Opnsense 100% CPU utilization due to rand_harvest
A workaround for high CPU utilization (99-100%) when running Opnsense in Hetzner Cloud or other KVM environments caused by rand_harvestq.
Running Opnsense on Hetzner Cloud lead to an issue where the instance was consistently at 99-100% CPU utilization, impacting the ability to perform any operations. This was caused by a process for random number generation or entropy called rand_harvest or rand_harvestq.
This process uses a kernel module called virtio_random.ko on hosts running on KVM as the hypervisor - such as Hetzner Cloud.
The full-tilt CPU utilization was breaking the ability to modify Wireguard configurations without rebooting the host each time I needed to restart the service for a given Wireguard instance.
If you have access to the underlying KVM hypervisor, you may be able to add a VirtIO Random Number Generator to your VM to solve this.
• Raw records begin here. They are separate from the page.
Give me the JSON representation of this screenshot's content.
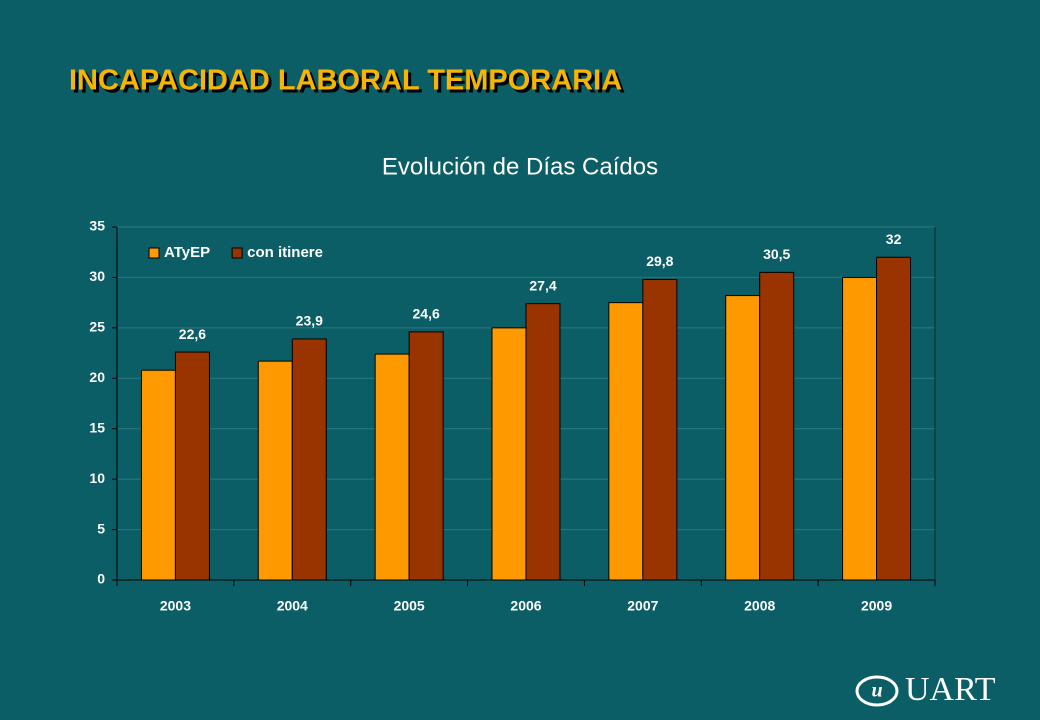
{
  "slide_title": "INCAPACIDAD LABORAL TEMPORARIA",
  "logo": "UART",
  "chart_data": {
    "type": "bar",
    "title": "Evolución de Días Caídos",
    "categories": [
      "2003",
      "2004",
      "2005",
      "2006",
      "2007",
      "2008",
      "2009"
    ],
    "series": [
      {
        "name": "ATyEP",
        "color": "#ff9900",
        "values": [
          20.8,
          21.7,
          22.4,
          25.0,
          27.5,
          28.2,
          30.0
        ]
      },
      {
        "name": "con itinere",
        "color": "#993300",
        "values": [
          22.6,
          23.9,
          24.6,
          27.4,
          29.8,
          30.5,
          32
        ],
        "value_labels": [
          "22,6",
          "23,9",
          "24,6",
          "27,4",
          "29,8",
          "30,5",
          "32"
        ]
      }
    ],
    "ylim": [
      0,
      35
    ],
    "yticks": [
      0,
      5,
      10,
      15,
      20,
      25,
      30,
      35
    ],
    "grid": true,
    "legend": "upper left"
  }
}
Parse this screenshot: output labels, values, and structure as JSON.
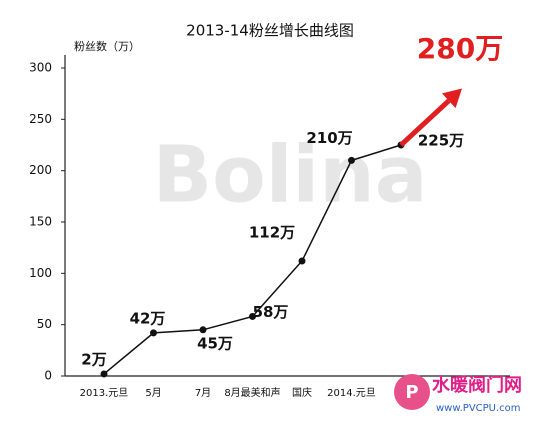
{
  "chart_data": {
    "type": "line",
    "title": "2013-14粉丝增长曲线图",
    "y_label": "粉丝数（万）",
    "categories": [
      "2013.元旦",
      "5月",
      "7月",
      "8月最美和声",
      "国庆",
      "2014.元旦",
      null
    ],
    "values": [
      2,
      42,
      45,
      58,
      112,
      210,
      225
    ],
    "value_labels": [
      "2万",
      "42万",
      "45万",
      "58万",
      "112万",
      "210万",
      "225万"
    ],
    "color": "#111111",
    "ylim": [
      0,
      300
    ],
    "yticks": [
      0,
      50,
      100,
      150,
      200,
      250,
      300
    ],
    "grid": false,
    "projection": {
      "value": 280,
      "label": "280万",
      "color": "#e02020"
    },
    "watermark": "Bolina",
    "logo": {
      "name": "水暖阀门网",
      "url": "www.PVCPU.com"
    }
  }
}
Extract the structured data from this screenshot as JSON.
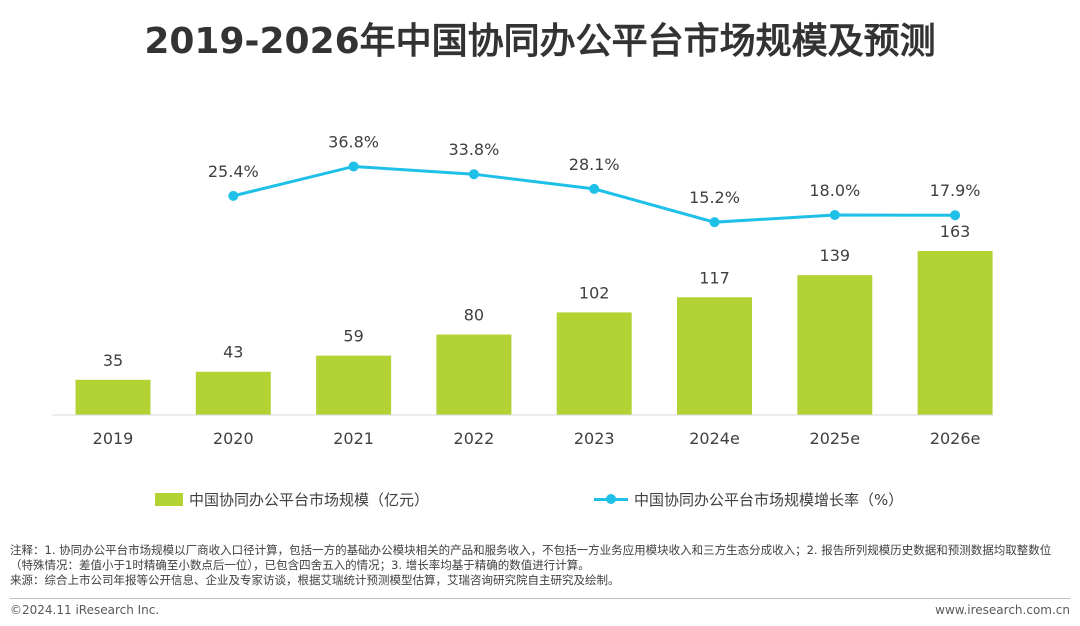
{
  "title": "2019-2026年中国协同办公平台市场规模及预测",
  "chart_data": {
    "type": "bar",
    "categories": [
      "2019",
      "2020",
      "2021",
      "2022",
      "2023",
      "2024e",
      "2025e",
      "2026e"
    ],
    "series": [
      {
        "name": "中国协同办公平台市场规模（亿元）",
        "type": "bar",
        "values": [
          35,
          43,
          59,
          80,
          102,
          117,
          139,
          163
        ],
        "labels": [
          "35",
          "43",
          "59",
          "80",
          "102",
          "117",
          "139",
          "163"
        ],
        "color": "#b3d234"
      },
      {
        "name": "中国协同办公平台市场规模增长率（%）",
        "type": "line",
        "x": [
          "2020",
          "2021",
          "2022",
          "2023",
          "2024e",
          "2025e",
          "2026e"
        ],
        "values": [
          25.4,
          36.8,
          33.8,
          28.1,
          15.2,
          18.0,
          17.9
        ],
        "labels": [
          "25.4%",
          "36.8%",
          "33.8%",
          "28.1%",
          "15.2%",
          "18.0%",
          "17.9%"
        ],
        "color": "#1fc0e8"
      }
    ],
    "legend_position": "bottom",
    "grid": false
  },
  "notes": {
    "line1": "注释：1. 协同办公平台市场规模以厂商收入口径计算，包括一方的基础办公模块相关的产品和服务收入，不包括一方业务应用模块收入和三方生态分成收入；2. 报告所列规模历史数据和预测数据均取整数位（特殊情况：差值小于1时精确至小数点后一位），已包含四舍五入的情况；3. 增长率均基于精确的数值进行计算。",
    "line2": "来源：综合上市公司年报等公开信息、企业及专家访谈，根据艾瑞统计预测模型估算，艾瑞咨询研究院自主研究及绘制。"
  },
  "footer": {
    "copyright": "©2024.11 iResearch Inc.",
    "website": "www.iresearch.com.cn"
  }
}
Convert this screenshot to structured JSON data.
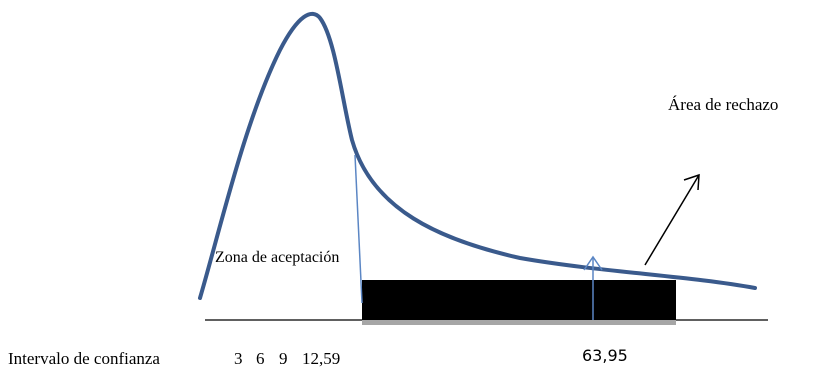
{
  "labels": {
    "rejection_area": "Área de rechazo",
    "acceptance_zone": "Zona de aceptación",
    "confidence_interval": "Intervalo de confianza",
    "tick_3": "3",
    "tick_6": "6",
    "tick_9": "9",
    "tick_critical": "12,59",
    "tick_statistic": "63,95"
  },
  "colors": {
    "curve": "#3a5a8c",
    "marker_line": "#5b86c4",
    "rejection_block": "#000000",
    "block_shadow": "#a6a6a6",
    "axis": "#000000",
    "pointer_arrow": "#000000"
  },
  "icons": {
    "statistic_marker": "up-arrow-icon",
    "rejection_pointer": "diagonal-arrow-icon"
  }
}
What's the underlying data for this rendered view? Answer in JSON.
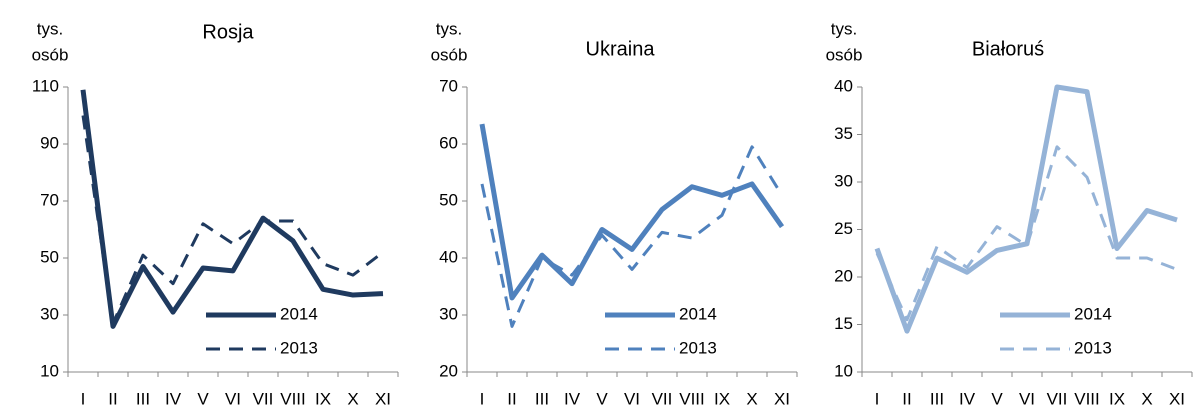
{
  "chart_data": [
    {
      "type": "line",
      "title": "Rosja",
      "y_label": [
        "tys.",
        "osób"
      ],
      "categories": [
        "I",
        "II",
        "III",
        "IV",
        "V",
        "VI",
        "VII",
        "VIII",
        "IX",
        "X",
        "XI"
      ],
      "series": [
        {
          "name": "2014",
          "color": "#1f3a5f",
          "dash": false,
          "values": [
            109,
            26,
            47,
            31,
            46.5,
            45.5,
            64,
            56,
            39,
            37,
            37.5
          ]
        },
        {
          "name": "2013",
          "color": "#1f3a5f",
          "dash": true,
          "values": [
            100,
            27,
            51,
            41,
            62,
            55,
            63,
            63,
            48,
            44,
            52
          ]
        }
      ],
      "ylim": [
        10,
        110
      ],
      "yticks": [
        10,
        30,
        50,
        70,
        90,
        110
      ]
    },
    {
      "type": "line",
      "title": "Ukraina",
      "y_label": [
        "tys.",
        "osób"
      ],
      "categories": [
        "I",
        "II",
        "III",
        "IV",
        "V",
        "VI",
        "VII",
        "VIII",
        "IX",
        "X",
        "XI"
      ],
      "series": [
        {
          "name": "2014",
          "color": "#4f81bd",
          "dash": false,
          "values": [
            63.5,
            33,
            40.5,
            35.5,
            45,
            41.5,
            48.5,
            52.5,
            51,
            53,
            45.5
          ]
        },
        {
          "name": "2013",
          "color": "#4f81bd",
          "dash": true,
          "values": [
            53,
            28,
            40,
            37,
            44,
            38,
            44.5,
            43.5,
            47.5,
            59.5,
            51
          ]
        }
      ],
      "ylim": [
        20,
        70
      ],
      "yticks": [
        20,
        30,
        40,
        50,
        60,
        70
      ]
    },
    {
      "type": "line",
      "title": "Białoruś",
      "y_label": [
        "tys.",
        "osób"
      ],
      "categories": [
        "I",
        "II",
        "III",
        "IV",
        "V",
        "VI",
        "VII",
        "VIII",
        "IX",
        "X",
        "XI"
      ],
      "series": [
        {
          "name": "2014",
          "color": "#95b3d7",
          "dash": false,
          "values": [
            23,
            14.3,
            22,
            20.5,
            22.8,
            23.5,
            40,
            39.5,
            23,
            27,
            26
          ]
        },
        {
          "name": "2013",
          "color": "#95b3d7",
          "dash": true,
          "values": [
            22.5,
            15.5,
            23.2,
            21,
            25.3,
            23.3,
            33.7,
            30.5,
            22,
            22,
            20.8
          ]
        }
      ],
      "ylim": [
        10,
        40
      ],
      "yticks": [
        10,
        15,
        20,
        25,
        30,
        35,
        40
      ]
    }
  ]
}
If this is a cloud environment out of your control, see the below workaround.
Workaround:
This workaround simply moves the kernel module called virtio_random.ko to a new directory so that it does not load upon boot.
SSH into the Opnsense instance - select option 8 for shell:
Move the virtio_random.ko kernel module:
You'll create a directory for the disabled kernel module to reside in, then move it.
mkdir /boot/disabled/ && mv /boot/kernel/virtio_random.ko /boot/disabled/
Check that the kernel module was moved:
ls cd /boot/disabled/
virtio_random.ko
You should see virtio_random.ko located here.
Once confirmed, reboot:
reboot
Before reboot:
After reboot:
Implications
I'm not 100% sure of the implications of disabling this module, but this workaround does solve the CPU utilization problem which was bringing Opnsense to a crawl.
This may or may not persist Opnsense software version upgrades.
Source of this workaround:
This source is in German, it can be translated, but, I'm also writing out the process in English to make it easier. It was somewhat hard to find this when performing searches in English.
FreeBSD Issue Tracker:
It does appear this issue is logged, but, has no current actual resolution.